I just watched The Inconvenient Truth. I found it both inspiring and deeply moving, by moving I mean the tears down my face. Imagine what the world would be like now if this man was president. I find it so hard not to cry when I find something moving, it's a very annoying habit because I feel like it undermines my real feelings. I have never attended a remembrance day service without alot of klenex, I end up spending so much energy trying not to cry that I miss the moment. For instance, my mantra this last remembrance ceremony was, "don't look at old people, don't look at old people, look at that nice dog, dogs don't make you cry, nice doggy."
At work again, hosting some meeting, waiting for lunch.
Yesterday I had a public tantrum in front of my kids school. Special moment for me. Bella wanted to go to a friends house after school and I just so wanted them to be home, Steve says it's only for an hour after skating what's the big deal? So I freak out and yell fine march off to the car, drive myself to the nearest intersection to our house say I'm not going to skating, slam the door and walk home. Feeling like a total loser.
Luckily, I have a pretty patient family. They must have decided to humor me, and they came home after skating all smiles and hugs. I'm such a loser.
TODAY I WILL be a patient, loving, non-freaky mom/wife/human.
Tired, very tired. Worked a 14 hour shift yesterday after a late night Saturday. Tired. So much to do. Groceries, Laundry, Clean the house, be a fun and patient mom, take kids skating, make something resembling dinner. To much to think about today.
Great morning! and I'm not being sarcastic. It started off with a phone call from my ex spewing out his usual blend of self pity mixed with contempt and a generous helping of bullshit. I did what I usually did and listened, mmhmm, yeah, mmhmm, Ok. After I hung up I thought fuck that, bullshit, and called him right back and in my passive agressive way told him he's full of shit. I didn't use those words exactly but that was the just of it. Ohhh that felt good.

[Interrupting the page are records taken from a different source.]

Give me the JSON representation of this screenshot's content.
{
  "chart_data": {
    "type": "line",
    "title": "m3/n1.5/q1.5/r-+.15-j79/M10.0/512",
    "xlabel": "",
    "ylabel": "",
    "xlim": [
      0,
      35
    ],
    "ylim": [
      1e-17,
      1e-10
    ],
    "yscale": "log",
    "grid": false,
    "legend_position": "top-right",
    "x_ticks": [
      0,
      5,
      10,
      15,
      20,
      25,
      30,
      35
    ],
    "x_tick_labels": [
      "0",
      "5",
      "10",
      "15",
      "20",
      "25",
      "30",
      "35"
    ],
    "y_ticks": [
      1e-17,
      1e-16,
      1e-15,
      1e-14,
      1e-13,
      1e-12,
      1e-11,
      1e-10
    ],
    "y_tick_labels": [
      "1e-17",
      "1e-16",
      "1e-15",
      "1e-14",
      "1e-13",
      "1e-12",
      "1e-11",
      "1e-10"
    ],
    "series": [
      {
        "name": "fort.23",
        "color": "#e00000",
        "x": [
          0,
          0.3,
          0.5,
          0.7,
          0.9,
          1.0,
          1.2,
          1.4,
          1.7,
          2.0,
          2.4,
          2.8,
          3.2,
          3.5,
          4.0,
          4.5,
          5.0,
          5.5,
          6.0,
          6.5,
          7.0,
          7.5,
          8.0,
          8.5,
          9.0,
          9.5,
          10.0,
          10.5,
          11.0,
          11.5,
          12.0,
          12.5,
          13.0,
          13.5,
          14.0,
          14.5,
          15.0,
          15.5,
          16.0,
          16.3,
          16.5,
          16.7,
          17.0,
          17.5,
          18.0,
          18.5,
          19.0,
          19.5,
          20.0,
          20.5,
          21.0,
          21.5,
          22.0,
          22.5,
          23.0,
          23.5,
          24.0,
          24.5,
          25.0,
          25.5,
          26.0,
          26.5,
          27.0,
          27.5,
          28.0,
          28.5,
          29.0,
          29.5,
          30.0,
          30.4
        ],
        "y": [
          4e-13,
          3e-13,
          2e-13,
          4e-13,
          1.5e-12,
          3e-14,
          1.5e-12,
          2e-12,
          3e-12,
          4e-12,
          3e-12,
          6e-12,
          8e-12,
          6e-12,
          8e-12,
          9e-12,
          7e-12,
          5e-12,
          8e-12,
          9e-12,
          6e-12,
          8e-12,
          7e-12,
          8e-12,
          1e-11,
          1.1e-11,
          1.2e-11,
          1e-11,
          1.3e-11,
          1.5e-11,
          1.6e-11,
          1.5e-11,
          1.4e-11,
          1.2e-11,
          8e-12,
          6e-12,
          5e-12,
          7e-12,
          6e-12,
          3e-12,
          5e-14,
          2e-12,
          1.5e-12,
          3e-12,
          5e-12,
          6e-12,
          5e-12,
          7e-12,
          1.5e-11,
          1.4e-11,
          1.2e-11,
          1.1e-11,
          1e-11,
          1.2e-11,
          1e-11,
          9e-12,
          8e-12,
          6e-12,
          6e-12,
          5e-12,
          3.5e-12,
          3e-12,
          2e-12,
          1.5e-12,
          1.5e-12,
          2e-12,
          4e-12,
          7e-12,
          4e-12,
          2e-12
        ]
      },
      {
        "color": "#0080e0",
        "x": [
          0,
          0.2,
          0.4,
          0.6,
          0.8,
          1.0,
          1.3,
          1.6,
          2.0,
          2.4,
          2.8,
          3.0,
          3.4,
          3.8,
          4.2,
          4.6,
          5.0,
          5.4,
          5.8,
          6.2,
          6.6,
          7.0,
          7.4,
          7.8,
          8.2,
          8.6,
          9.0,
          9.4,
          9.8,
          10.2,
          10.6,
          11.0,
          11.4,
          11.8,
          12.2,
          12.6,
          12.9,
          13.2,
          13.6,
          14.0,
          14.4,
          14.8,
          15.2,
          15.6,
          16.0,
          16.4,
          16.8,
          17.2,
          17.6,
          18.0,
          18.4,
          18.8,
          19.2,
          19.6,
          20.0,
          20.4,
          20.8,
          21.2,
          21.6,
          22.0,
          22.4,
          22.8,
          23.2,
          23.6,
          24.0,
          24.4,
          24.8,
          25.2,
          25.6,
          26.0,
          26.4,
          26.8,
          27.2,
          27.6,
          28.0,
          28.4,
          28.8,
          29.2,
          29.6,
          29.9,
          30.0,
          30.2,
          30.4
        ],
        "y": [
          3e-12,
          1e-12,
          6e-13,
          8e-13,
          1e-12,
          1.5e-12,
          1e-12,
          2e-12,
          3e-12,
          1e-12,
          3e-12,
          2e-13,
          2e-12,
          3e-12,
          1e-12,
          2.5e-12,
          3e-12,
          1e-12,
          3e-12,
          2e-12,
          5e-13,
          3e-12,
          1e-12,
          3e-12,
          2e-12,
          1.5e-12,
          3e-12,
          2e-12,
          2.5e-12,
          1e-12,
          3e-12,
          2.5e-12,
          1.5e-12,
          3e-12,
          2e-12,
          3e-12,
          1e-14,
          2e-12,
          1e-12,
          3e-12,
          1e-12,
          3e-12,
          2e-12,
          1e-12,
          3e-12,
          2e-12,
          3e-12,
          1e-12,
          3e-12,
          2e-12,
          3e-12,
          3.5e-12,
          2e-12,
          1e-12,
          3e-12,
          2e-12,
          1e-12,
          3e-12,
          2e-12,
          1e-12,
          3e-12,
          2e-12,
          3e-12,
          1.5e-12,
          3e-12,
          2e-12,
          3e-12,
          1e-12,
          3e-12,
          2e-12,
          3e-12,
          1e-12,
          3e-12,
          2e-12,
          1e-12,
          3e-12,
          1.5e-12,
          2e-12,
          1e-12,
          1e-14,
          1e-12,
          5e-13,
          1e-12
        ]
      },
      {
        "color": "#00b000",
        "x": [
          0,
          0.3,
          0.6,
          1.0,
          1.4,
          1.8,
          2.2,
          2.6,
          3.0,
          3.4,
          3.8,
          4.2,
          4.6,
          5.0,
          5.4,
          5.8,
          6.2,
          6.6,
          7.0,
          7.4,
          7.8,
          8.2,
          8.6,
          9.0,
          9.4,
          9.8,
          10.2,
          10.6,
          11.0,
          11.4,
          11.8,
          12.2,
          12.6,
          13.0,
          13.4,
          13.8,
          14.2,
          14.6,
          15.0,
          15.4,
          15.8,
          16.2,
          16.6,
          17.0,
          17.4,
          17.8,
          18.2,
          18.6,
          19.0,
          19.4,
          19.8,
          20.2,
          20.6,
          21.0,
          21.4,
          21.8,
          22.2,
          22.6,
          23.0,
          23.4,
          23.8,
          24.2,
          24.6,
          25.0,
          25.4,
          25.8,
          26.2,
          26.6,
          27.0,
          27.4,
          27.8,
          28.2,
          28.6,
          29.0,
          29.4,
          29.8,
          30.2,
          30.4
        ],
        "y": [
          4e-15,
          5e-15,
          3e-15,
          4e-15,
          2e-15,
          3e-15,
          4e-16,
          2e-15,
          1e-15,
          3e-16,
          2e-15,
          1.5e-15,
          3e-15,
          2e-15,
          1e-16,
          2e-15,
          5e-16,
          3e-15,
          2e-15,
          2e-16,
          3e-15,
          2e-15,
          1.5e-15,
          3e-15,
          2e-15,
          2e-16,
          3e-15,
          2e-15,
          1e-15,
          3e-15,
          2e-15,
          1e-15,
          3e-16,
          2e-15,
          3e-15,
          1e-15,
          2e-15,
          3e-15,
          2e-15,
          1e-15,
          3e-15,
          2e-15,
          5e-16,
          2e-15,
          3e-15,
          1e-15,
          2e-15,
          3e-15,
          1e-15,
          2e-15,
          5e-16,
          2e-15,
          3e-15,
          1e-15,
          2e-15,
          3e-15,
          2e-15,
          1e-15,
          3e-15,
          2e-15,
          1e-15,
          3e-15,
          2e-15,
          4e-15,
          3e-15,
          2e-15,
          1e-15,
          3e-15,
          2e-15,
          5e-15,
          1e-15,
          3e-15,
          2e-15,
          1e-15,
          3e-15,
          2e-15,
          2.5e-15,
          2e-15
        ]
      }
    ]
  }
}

The power went out last night at about 7, just as we were installing our hamster's new lego pad. It's hard to hold a hamster in the dark, especially as it seems a hamster's main goal in life is to escape. She's good at escaping. The other night Steve and I got home from work late, sat down for a little Saturday night live before bed and zoom, there she goes past our feet, I'm still trying to process the whole thing when Steve leaps off the couch and in a cat like manner pounces on aforementioned hamster. How the hell did she get out? Steve says the top of her cage is open, but here's the thing, I know it was closed. I gave her a piece of apple earlier because she was giving me the look while I was trying to eat my lunch and the door was closed, I slid it through the bars. Anyway, it was closed, so somehow she has learned how to lift up the metal bit that holds the door in place and slide the door over.